The book starts with a glimpse in to the author's personal life. You get the feeling of reading a fictional, fantasy story when you read what happened to him and how he was drawn in to the life of meditation and inner calm. Just like everyone else mentions about the book, if you do not keep an open mind, you might just stop reading through the book. However, the author himself says it time and again in the book, to treat his experiences as just that ... a personal experience of just one person. What happened to him, and what he got out of that experience may not make sense to us, probably because it was not intended for us. It becomes clear to us that we are all headed in to our own exclusive path.
The authors meditation exercises seem very hard to practice. But that can be said about anything new that is introduced to us. It always seems hard in the beginning, but eventually as you begin to put the efforts into it, we start getting better at doing things. That is the advice I give my son when he is introduced to a new math concept at school, and that is the advice I would give myself or anyone else who wants to set off in this path. We cannot decide something is hard unless we have put the required amount of effort and practice in following it.
The book definitely had me re- thinking about all my personal beliefs.
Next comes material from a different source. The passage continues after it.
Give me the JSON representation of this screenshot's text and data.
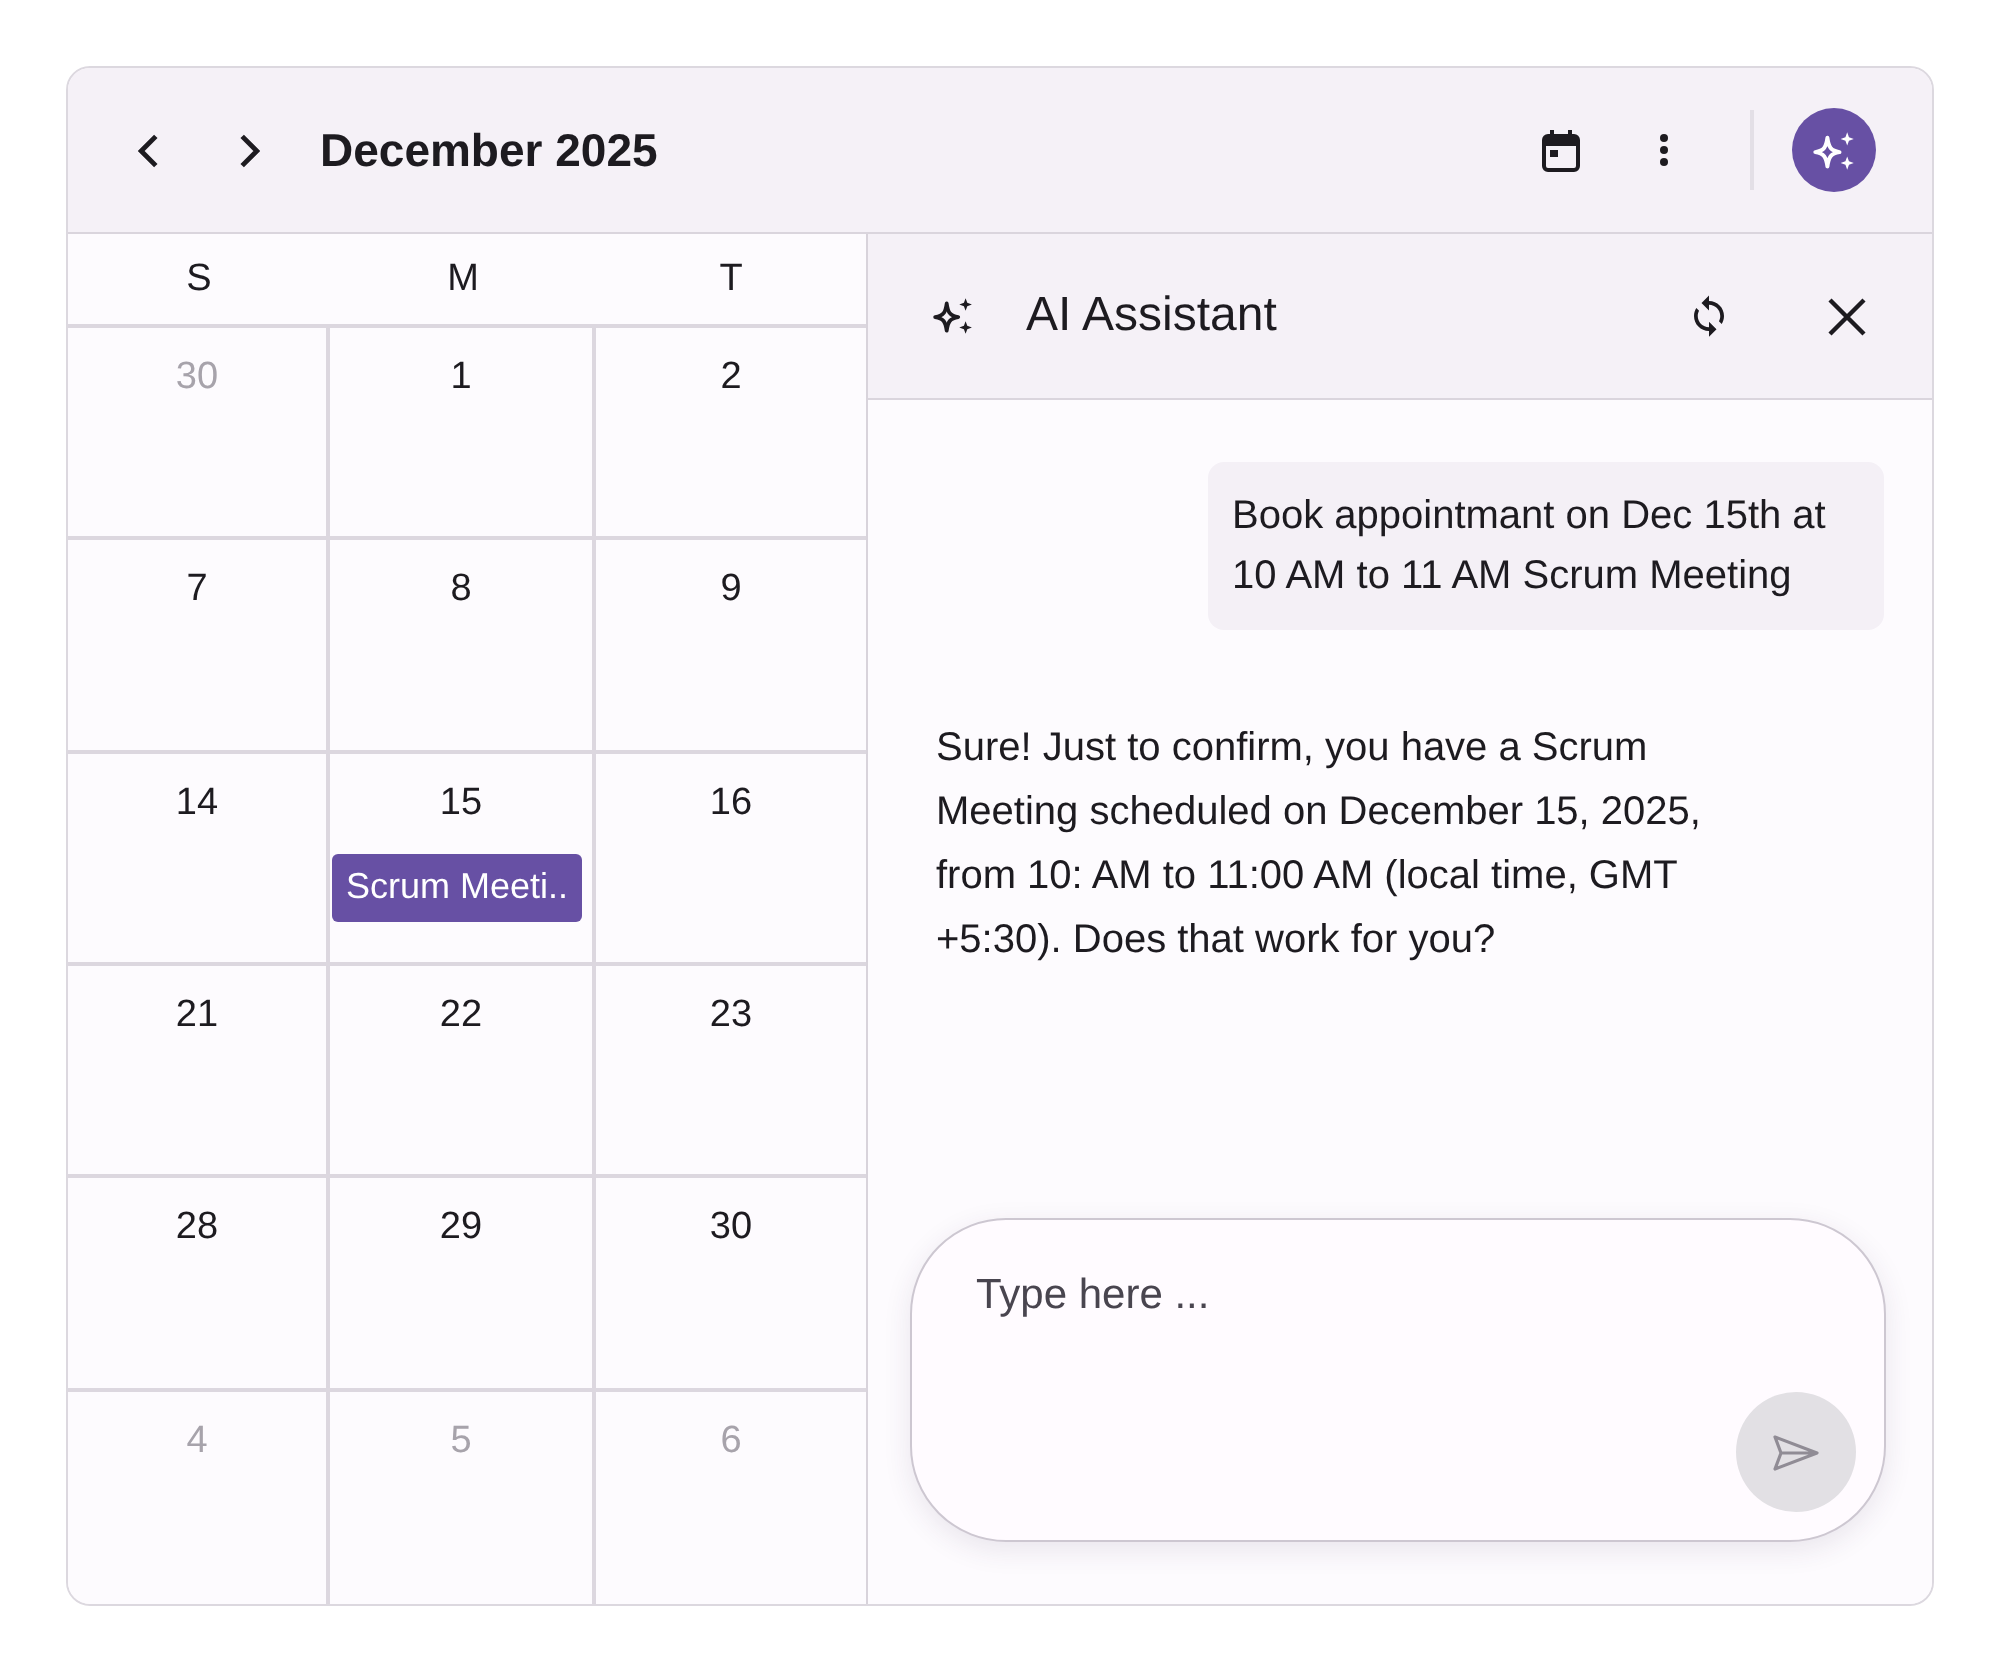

For example, the author questions the practice of sticking to a certain kind of diet, like being a vegetarian. He believes that when it comes to our eating choices, we need to be a lot flexible and provide our body the required nutrition, based on where we live. For example, he claims that some types of insects have more nutrition than just the plant sources. Now, one of the reasons, I'm a vegetarian is because I try not to harm any living creature, as much as it is humanly possible. However, the author's belief that there might come a time when resources might be scarce and that we might not have the luxury to decide what to consume and what to avoid, definitely had me wondering and debating my attitude about food. I'm still a vegetarian, but the author doesn't appear to be wrong either.
What I liked most about this book is that it makes you think and then think some more about your own attitudes, preferences and life choices. I may not have agreed with everything that the author stated and believed, but he definitely got me revisiting many of my thoughts about spirituality. I have started paying closer attention to what I'm thinking and feeling at any particular moment. Some call it god, and the author calls it "isness", a feeling of nothing and yet everything that consumes our every being. I have to agree with the author that each of us has experienced that feeling at some point or another, but we just happen to call it by a different name.
The Unbound Soul is a book to be revisited over a period of time. The book appears to have been professionally edited and I would definitely give it a four out of four stars. I would recommend this book to anyone who is intrigued by the concept of spirituality. Your interest level in the book will depend on how you take his experiences, but at a minimum, it gives you a glimpse into yet another interesting perspective.